Across thirteen carefully sculpted tracks, Morris captures what so many albums attempt and few achieve: emotional clarity without losing complexity. There’s a richness here- not just in the instrumentation, which stretches from delicate acoustic lines to sweeping string arrangements, but in the way every lyric feels like it’s been lived. Whether she’s wrestling with loss, reclaiming power, honouring her roots, or raising a glass to the people she’s met along the way, Morris keeps the listener close, like a confidante.

‘both sides’ opens with ‘raised by a woman’, a gentle powerhouse that nods to the women who shape us in quiet, unshakeable ways. From there, the album becomes a tapestry of memory and introspection: ‘created me’ reaches deep into ancestral connection, ‘maine’ finds solace in places that raised her, and ‘villain’ and ‘changing my number’ lean into heartbreak with just enough bite to remind you she’s no stranger to reinvention.

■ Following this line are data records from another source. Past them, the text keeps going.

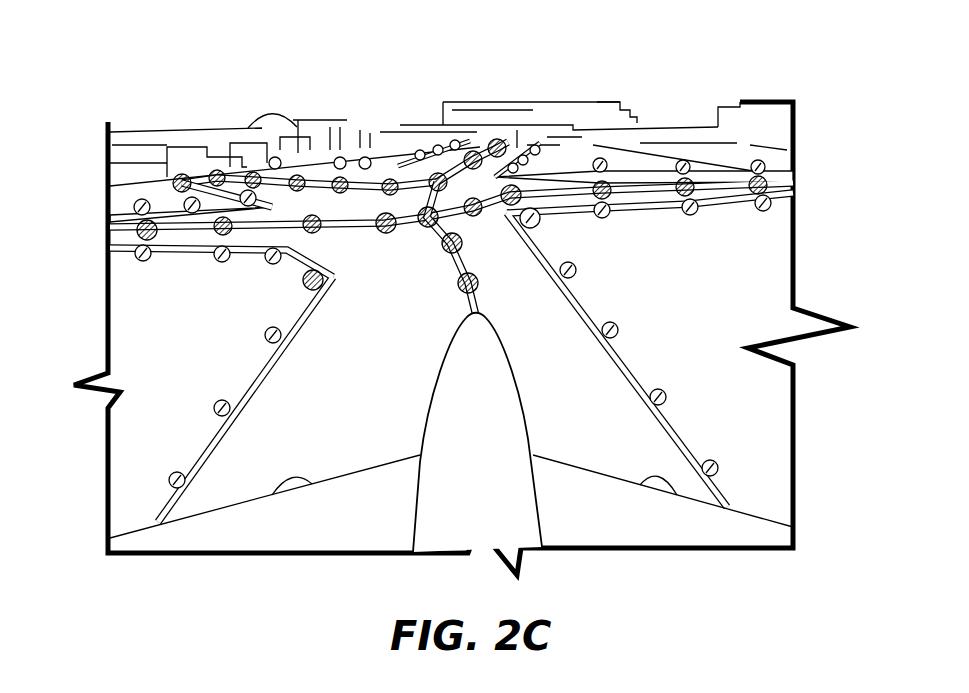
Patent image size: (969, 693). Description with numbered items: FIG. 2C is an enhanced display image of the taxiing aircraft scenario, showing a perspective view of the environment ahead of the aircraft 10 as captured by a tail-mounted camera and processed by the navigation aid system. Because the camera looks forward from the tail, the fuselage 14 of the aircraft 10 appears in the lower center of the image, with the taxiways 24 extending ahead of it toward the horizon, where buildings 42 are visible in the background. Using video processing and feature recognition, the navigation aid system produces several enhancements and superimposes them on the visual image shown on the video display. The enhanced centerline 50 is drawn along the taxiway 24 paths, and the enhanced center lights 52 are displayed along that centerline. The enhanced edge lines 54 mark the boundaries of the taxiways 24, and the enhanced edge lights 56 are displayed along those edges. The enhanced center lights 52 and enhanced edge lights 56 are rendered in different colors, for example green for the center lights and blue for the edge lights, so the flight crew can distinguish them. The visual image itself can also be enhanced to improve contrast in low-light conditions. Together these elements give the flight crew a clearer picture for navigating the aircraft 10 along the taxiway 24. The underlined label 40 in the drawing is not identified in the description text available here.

The aircraft 10 is at (510, 485).
The fuselage 14 is at (450, 382).
The taxiways 24 is at (558, 345).
The airport environment 40 is at (718, 322).
The buildings 42 is at (450, 102).
The enhanced centerline 50 is at (553, 193).
The enhanced center lights 52 is at (482, 290).
The enhanced edge lines 54 is at (651, 203).
The enhanced edge lights 56 is at (663, 410).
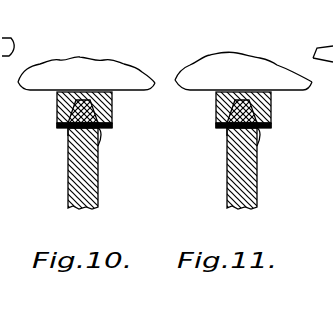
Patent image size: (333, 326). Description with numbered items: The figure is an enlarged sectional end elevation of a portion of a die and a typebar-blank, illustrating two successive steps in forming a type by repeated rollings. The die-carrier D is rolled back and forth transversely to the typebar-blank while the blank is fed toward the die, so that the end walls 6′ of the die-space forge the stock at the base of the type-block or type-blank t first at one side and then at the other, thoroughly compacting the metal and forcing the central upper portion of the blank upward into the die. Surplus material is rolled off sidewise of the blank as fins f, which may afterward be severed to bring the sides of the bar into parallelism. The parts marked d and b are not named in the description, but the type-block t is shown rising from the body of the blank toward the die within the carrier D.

In FIG. 10, the die-carrier D is at (138, 72).
In FIG. 11, the die-carrier D is at (243, 63).
In FIG. 10, the collar d is at (57, 107).
In FIG. 11, the collar d is at (227, 109).
In FIG. 10, the end walls of the die-space 6′ is at (59, 123).
In FIG. 11, the end walls of the die-space 6′ is at (238, 124).
In FIG. 10, the fin f is at (60, 129).
In FIG. 11, the fin f is at (232, 150).
In FIG. 10, the type-block t is at (100, 135).
In FIG. 11, the type-block t is at (278, 152).
In FIG. 10, the bolt shank b is at (97, 194).
In FIG. 11, the bolt shank b is at (253, 168).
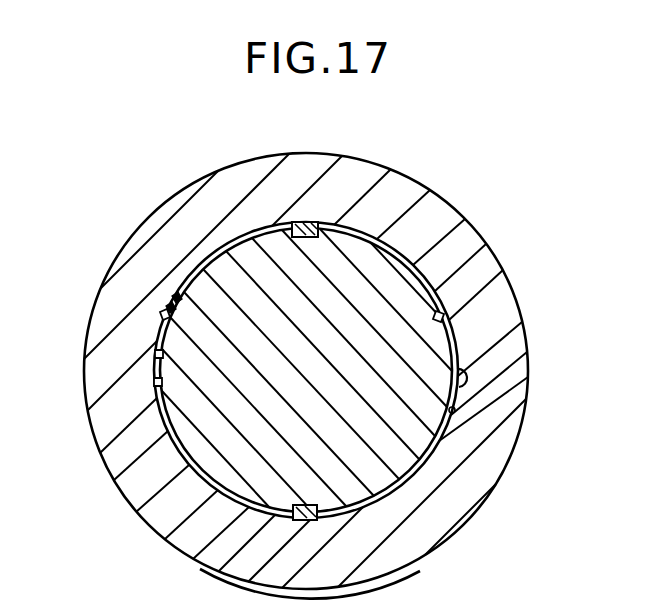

The magic of Morris lies in how seamlessly she transitions from folk balladeer to narrator of barroom tales. On ‘neighborhood bar’, she loosens her grip and lets in a little chaos, proving that she can tell a story with a wink just as easily as with a tear. Still, it’s on songs like ‘living & loving’ and ‘come tomorrow’ where her voice lands deepest. These are songs that feel like pages ripped from a journal and held out with open hands.

Her closing cover of Joni Mitchell’s ‘Both Sides Now’ isn’t just an homage- it’s a torch being carried forward. She places herself firmly in a lineage of women songwriters who believe the truth doesn’t have to be loud to be life-changing.

With ‘both sides’ Charlotte Morris has made something deeply personal, but it’s the kind of personal that leaves space for the listener to see themselves in every verse. And that, ultimately, is what makes this record essential.